As shown in the present and previous studies, the 5B QTL was located in an important but complex region with more than one gene responsible for TGW, GL, and GNS (Table S11). Results from the Zhou 8425B/Chinese Spring population indicated that associations between the favorable allele and marker genotype depended upon the genetic background. This is a major limitation in the application of MAS in breeding (Liu et al. 2012). In the present study, Qtgw.caas-5B, Qgl.caas-5BS and Qgns.caas-5BS were major stable loci located in different marker intervals.

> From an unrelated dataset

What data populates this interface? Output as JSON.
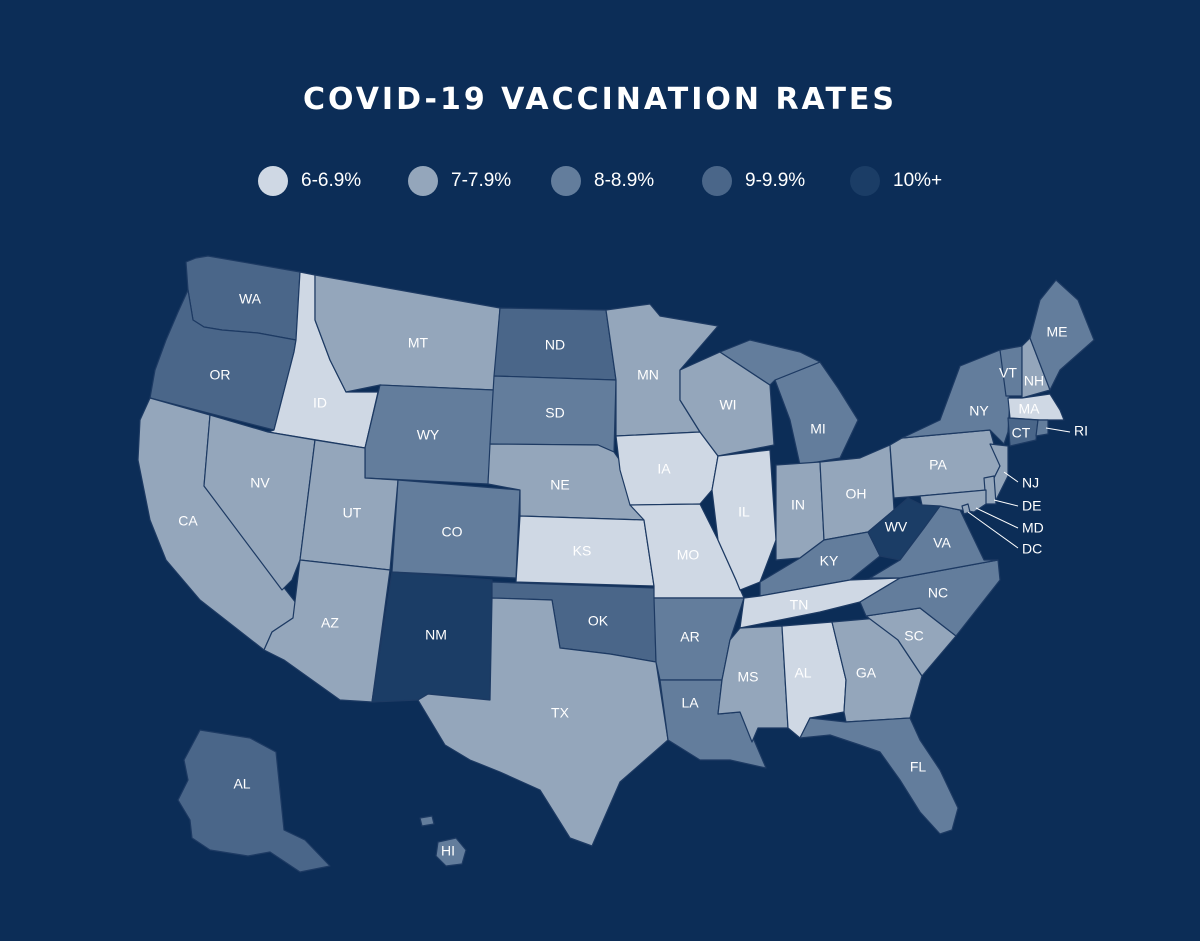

A more precise delimitation of these QTL is needed to determine if they are caused by the same or closely linked genes before using them to improve grain weight and size or GNS. Therefore, to initiate fine mapping of these QTL, two BC1F4 lines from the ZM871/ZM895//ZM871 population with residual heterozygosity at the 5B QTL were identified and self-pollinated to generate heterogeneous inbred lines (HILs). The availability of genome sequences and high-throughput KASP genotyping system will make fine mapping easier and faster. Exploring high-resolution genotyping data in large diversity collections showed great potential in candidate gene elucidation (Voss-Fels et al. 2019). Application of this approach in our future fine mapping work may save years of self-pollinating, genotyping and phenotyping.